According to Macias and others, there is a clear and consistent link between obesity and prostate cancer mortality. Moreover, there is a suggestion that weight loss may reduce the risk of developing high-grade prostate cancer. Likewise, in animal models caloric restriction consistently slows prostate growth in xenograft and transgenic mouse models. However, nutrient deprivation and calorie restriction apparently leads to only a modest tumor response. This suggests there must be either intrinsic or acquired resistance mechanisms that allow tumor cells to continue to survive or even proliferate. To identify these resistance mechanisms, Macias will use an in vivofunctional genomic screen to identify kinases that are essential for survival of prostate cancer cells under nutrient deprived conditions.
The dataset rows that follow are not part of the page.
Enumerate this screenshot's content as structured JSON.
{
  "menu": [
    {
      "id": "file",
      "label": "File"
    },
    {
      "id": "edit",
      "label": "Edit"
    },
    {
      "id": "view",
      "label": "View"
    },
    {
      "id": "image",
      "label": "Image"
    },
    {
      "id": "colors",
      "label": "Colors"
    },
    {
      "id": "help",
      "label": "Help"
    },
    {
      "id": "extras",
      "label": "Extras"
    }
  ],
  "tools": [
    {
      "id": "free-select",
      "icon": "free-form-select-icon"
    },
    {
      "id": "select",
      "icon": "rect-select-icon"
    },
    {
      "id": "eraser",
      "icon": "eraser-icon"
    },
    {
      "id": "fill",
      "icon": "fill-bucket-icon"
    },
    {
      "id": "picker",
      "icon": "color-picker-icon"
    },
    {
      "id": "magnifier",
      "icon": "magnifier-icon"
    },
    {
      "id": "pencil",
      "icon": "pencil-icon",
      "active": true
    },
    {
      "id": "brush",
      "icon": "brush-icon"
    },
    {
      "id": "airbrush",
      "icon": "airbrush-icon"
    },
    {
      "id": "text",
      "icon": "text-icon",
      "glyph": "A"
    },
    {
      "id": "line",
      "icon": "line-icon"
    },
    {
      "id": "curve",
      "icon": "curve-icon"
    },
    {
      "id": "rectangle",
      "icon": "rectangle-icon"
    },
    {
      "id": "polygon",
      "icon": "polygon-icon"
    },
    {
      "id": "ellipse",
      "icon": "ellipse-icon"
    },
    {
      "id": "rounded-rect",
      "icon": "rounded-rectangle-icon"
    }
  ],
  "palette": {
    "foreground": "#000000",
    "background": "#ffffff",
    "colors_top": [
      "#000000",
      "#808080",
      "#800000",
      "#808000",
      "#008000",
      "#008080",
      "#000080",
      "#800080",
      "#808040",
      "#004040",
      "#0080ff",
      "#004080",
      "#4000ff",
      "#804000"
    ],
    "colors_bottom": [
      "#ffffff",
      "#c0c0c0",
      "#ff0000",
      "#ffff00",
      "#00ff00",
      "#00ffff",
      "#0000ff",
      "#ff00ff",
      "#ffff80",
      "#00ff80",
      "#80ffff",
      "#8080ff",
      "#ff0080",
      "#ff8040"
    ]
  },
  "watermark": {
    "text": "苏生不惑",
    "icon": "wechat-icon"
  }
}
The goal is to ultimately identify kinases that can be targeted by small molecule inhibitors to enhance the anti-tumoral efficacy of dietary interventions.

In addition, Macias will evaluate the role of a family of ribosomal associated protein kinases that appear to be crucial for cell survival under a range of microenvironmental stresses.  Interestingly, analyses of large-scale cancer genomic data sets suggest that this family of ribosomal kinases is frequently altered across various tumor types and most strikingly altered in prostate cancers. Collectively, these two awards support studies that will reveal the mechanisms of acquired resistance mechanisms by which tumor cells survive and continue to grow under various stress conditions and nutrient deprivation. Such insights may provide actionable targets for the management of prostate cancer and other solid tumors.